As PI of Project 1, Dr. Weitzman is leading a national, multi-site study of PROMIS measures in youth with rheumatic disease (juvenile idiopathic arthritis, lupus) and their parent proxies. This research will enhance the clinical validity, meaningfulness, and usefulness of the PROMIS Pediatric measures to help promote the adoption of patient-centered measures in routine clinical care and research to improve the health of children and adolescents with chronic medical conditions.

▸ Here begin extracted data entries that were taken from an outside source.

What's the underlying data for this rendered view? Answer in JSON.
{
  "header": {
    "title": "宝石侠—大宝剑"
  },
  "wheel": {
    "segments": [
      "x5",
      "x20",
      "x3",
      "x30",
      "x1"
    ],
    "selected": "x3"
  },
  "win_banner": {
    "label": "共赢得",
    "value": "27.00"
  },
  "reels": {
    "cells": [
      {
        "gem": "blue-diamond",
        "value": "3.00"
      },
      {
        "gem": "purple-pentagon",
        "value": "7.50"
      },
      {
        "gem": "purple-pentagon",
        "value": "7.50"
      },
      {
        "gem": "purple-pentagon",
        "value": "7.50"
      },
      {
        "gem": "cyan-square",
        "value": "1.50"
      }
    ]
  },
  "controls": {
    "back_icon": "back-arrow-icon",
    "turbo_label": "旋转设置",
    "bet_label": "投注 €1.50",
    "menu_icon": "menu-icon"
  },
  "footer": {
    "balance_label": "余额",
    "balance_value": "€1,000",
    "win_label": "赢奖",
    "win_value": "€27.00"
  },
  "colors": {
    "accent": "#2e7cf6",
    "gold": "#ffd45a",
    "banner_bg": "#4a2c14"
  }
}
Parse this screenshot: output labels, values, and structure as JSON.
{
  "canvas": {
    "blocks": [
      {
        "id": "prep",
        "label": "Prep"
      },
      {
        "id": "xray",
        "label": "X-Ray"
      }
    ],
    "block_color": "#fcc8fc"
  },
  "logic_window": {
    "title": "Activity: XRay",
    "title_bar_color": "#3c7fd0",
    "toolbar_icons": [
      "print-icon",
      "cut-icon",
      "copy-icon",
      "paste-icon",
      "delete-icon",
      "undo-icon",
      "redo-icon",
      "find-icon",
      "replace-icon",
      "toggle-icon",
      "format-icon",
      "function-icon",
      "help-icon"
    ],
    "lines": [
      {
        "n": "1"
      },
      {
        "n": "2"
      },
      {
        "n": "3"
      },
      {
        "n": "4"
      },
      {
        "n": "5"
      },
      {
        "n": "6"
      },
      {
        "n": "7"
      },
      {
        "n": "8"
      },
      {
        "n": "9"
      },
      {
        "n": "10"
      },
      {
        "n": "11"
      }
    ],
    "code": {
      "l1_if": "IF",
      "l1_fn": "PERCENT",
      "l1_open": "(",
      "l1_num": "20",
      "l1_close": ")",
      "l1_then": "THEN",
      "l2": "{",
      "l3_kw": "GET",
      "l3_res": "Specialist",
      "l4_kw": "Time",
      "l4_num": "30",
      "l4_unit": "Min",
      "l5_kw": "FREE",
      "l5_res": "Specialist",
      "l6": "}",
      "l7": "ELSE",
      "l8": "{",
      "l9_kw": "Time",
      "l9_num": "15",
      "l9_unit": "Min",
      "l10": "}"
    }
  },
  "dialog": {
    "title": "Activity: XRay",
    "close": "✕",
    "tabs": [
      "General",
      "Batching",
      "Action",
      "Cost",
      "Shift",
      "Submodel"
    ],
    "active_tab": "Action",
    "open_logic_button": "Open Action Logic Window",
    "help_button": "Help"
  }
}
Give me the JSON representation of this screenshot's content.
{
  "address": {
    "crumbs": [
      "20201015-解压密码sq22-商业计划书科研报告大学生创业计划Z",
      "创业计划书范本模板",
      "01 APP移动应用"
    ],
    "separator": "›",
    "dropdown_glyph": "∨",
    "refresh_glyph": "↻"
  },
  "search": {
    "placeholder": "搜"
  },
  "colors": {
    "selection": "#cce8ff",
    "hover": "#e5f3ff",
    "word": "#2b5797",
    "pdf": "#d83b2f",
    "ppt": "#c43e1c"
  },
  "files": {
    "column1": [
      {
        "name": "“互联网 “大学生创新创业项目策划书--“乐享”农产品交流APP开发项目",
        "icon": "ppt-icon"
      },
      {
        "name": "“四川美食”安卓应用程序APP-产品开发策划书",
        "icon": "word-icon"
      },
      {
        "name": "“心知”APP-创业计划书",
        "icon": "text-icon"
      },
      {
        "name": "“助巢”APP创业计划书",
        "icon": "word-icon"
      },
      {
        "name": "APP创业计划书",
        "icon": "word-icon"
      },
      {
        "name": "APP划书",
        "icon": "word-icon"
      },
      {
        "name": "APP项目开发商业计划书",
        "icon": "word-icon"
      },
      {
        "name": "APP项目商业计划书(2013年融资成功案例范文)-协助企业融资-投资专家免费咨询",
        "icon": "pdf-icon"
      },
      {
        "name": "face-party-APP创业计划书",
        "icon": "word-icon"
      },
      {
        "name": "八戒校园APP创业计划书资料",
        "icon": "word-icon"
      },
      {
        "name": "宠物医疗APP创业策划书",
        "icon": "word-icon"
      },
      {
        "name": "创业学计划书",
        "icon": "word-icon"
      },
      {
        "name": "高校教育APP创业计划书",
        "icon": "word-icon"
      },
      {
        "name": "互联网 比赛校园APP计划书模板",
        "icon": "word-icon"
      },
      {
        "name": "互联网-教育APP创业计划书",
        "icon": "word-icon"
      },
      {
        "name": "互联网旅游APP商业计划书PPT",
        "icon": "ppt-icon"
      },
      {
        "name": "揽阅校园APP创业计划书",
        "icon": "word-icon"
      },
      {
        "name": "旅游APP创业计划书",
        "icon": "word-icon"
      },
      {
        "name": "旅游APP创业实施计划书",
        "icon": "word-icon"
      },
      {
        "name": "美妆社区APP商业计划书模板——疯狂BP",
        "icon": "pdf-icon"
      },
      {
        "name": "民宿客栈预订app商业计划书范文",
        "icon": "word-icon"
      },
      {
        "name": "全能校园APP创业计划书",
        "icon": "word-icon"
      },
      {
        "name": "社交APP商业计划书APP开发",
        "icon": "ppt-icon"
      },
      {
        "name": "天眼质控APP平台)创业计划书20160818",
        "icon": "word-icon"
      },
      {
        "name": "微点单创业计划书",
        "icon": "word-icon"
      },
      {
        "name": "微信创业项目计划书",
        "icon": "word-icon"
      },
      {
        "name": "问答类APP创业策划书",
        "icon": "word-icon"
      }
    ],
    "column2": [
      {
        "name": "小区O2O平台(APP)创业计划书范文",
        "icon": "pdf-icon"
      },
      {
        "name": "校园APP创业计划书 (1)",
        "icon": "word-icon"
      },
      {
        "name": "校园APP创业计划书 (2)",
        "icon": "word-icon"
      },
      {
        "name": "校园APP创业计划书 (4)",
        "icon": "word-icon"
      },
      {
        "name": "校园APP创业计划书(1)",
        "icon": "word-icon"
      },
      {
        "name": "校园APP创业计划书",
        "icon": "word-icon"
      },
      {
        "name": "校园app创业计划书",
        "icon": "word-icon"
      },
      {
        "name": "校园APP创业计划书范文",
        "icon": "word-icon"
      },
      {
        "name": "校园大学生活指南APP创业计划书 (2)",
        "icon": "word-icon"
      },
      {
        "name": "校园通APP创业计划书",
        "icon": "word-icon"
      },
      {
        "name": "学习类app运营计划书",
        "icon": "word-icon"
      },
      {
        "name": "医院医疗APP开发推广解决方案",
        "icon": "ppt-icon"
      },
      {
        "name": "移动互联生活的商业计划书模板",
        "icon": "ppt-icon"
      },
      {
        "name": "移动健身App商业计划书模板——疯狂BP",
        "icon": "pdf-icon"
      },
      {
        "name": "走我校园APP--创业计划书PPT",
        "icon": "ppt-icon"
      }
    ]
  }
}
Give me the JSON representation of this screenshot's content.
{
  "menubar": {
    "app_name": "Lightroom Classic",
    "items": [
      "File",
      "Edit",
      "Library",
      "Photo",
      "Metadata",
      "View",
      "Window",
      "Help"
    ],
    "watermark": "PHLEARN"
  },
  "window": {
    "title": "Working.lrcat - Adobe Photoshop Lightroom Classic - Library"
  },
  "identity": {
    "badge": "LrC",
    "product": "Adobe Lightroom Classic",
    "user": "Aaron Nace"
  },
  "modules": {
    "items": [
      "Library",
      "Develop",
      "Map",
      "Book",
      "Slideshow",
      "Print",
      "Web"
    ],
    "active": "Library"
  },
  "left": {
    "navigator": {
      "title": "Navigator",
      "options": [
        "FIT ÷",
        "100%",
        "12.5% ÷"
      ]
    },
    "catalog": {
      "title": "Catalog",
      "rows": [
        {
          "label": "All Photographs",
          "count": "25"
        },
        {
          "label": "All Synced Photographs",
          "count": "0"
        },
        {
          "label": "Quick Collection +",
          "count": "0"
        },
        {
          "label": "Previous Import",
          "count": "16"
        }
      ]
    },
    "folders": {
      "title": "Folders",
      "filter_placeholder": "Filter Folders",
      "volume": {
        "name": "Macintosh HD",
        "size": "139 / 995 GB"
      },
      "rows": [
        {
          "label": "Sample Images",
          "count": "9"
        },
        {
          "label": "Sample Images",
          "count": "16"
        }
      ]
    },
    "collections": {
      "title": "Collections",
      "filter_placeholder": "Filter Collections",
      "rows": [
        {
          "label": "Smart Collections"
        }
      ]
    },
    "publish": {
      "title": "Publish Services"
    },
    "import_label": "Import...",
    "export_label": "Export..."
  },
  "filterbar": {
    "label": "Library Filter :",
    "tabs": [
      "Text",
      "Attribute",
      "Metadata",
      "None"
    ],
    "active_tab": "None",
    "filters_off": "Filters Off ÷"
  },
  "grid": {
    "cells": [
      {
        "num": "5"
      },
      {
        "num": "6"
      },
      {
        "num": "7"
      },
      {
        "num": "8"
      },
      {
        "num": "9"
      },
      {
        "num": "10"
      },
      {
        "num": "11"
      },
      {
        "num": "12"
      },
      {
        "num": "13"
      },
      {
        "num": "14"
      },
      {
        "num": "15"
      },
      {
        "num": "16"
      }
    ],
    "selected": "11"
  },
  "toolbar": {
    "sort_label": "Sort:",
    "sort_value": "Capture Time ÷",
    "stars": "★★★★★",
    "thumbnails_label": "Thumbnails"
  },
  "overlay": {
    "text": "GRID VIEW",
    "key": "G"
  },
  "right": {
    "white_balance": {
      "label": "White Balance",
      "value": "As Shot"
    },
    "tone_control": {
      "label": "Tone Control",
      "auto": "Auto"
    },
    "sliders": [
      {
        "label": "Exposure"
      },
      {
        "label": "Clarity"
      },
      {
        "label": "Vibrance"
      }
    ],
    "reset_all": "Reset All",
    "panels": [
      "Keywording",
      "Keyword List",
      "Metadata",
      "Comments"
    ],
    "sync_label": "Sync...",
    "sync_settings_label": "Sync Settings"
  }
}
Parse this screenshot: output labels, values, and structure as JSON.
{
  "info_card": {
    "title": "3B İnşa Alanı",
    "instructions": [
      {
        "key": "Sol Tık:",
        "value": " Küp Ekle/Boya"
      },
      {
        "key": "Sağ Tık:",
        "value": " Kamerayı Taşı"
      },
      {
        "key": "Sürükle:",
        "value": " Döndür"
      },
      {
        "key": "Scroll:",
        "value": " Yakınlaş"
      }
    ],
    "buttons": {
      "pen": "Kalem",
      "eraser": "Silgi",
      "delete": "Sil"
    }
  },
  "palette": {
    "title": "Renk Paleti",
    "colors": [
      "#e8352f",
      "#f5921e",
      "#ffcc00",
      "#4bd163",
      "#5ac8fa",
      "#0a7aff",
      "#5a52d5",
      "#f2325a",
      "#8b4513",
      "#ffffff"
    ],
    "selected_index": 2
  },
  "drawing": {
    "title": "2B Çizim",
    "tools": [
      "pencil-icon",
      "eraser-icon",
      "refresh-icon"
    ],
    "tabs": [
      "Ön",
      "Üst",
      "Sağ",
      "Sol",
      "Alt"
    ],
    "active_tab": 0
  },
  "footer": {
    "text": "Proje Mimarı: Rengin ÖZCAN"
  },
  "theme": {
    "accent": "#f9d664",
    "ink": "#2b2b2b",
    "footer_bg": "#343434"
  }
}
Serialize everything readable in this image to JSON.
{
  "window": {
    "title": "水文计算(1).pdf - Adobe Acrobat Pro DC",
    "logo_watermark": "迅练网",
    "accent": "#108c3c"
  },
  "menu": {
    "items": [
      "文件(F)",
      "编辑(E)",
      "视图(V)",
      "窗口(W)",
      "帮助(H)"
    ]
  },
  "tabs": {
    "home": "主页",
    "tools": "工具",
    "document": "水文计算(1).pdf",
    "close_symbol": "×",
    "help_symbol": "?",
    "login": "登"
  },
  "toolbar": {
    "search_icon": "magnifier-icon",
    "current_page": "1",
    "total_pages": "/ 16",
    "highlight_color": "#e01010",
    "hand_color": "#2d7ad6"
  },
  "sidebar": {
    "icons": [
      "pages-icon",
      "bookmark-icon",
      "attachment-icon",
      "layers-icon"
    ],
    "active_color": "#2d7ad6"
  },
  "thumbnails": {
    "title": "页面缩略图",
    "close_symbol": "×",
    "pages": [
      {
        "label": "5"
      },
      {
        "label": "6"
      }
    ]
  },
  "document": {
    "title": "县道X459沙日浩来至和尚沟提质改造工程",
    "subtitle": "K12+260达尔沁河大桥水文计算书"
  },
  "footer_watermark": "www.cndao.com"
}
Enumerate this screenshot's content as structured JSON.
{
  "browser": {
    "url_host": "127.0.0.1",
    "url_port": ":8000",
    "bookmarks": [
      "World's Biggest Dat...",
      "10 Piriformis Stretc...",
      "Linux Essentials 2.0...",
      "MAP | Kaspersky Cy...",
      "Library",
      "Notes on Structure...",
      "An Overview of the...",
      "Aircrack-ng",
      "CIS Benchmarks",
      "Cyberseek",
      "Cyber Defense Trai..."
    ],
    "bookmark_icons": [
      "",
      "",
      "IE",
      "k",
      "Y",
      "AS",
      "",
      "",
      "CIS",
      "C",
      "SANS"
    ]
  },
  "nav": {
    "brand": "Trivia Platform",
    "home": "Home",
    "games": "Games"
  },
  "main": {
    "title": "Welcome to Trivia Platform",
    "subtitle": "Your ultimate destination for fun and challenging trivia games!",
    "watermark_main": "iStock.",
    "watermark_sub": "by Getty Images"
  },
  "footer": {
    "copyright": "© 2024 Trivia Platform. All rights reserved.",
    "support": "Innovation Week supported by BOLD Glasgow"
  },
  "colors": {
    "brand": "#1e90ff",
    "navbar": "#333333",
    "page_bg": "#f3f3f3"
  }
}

For more information please visit: https://www.peprconsortium.org/
Leveraging social media to engage adolescent participants in patient-centered cohort research for the clinical care of rheumatic diseases
Detailed and sensitive investigations with longitudinally engaged cohorts of youth are needed to understand the multifaceted experience of chronic illness and the impact of the disease course and treatment on the developing child. To attain this, we need nimble and scalable approaches for engaging youth in regularly sharing information germane to their health. Social media may address this need: youth participation in social media is ubiquitous and large percentages of youth engage around health and social behaviors. The purpose of our project is to understand the feasibility and value of collecting social media data from a cohort of teens with a chronic rheumatic condition, to augment understanding of psychosocial risks associated with chronic illness and complement structured patient-reported and clinical metrics. Findings will inform the nationally prioritized research goal of enabling cohort engagement and data donation for health research, and development of patient-centered interventions vital to improve outcomes.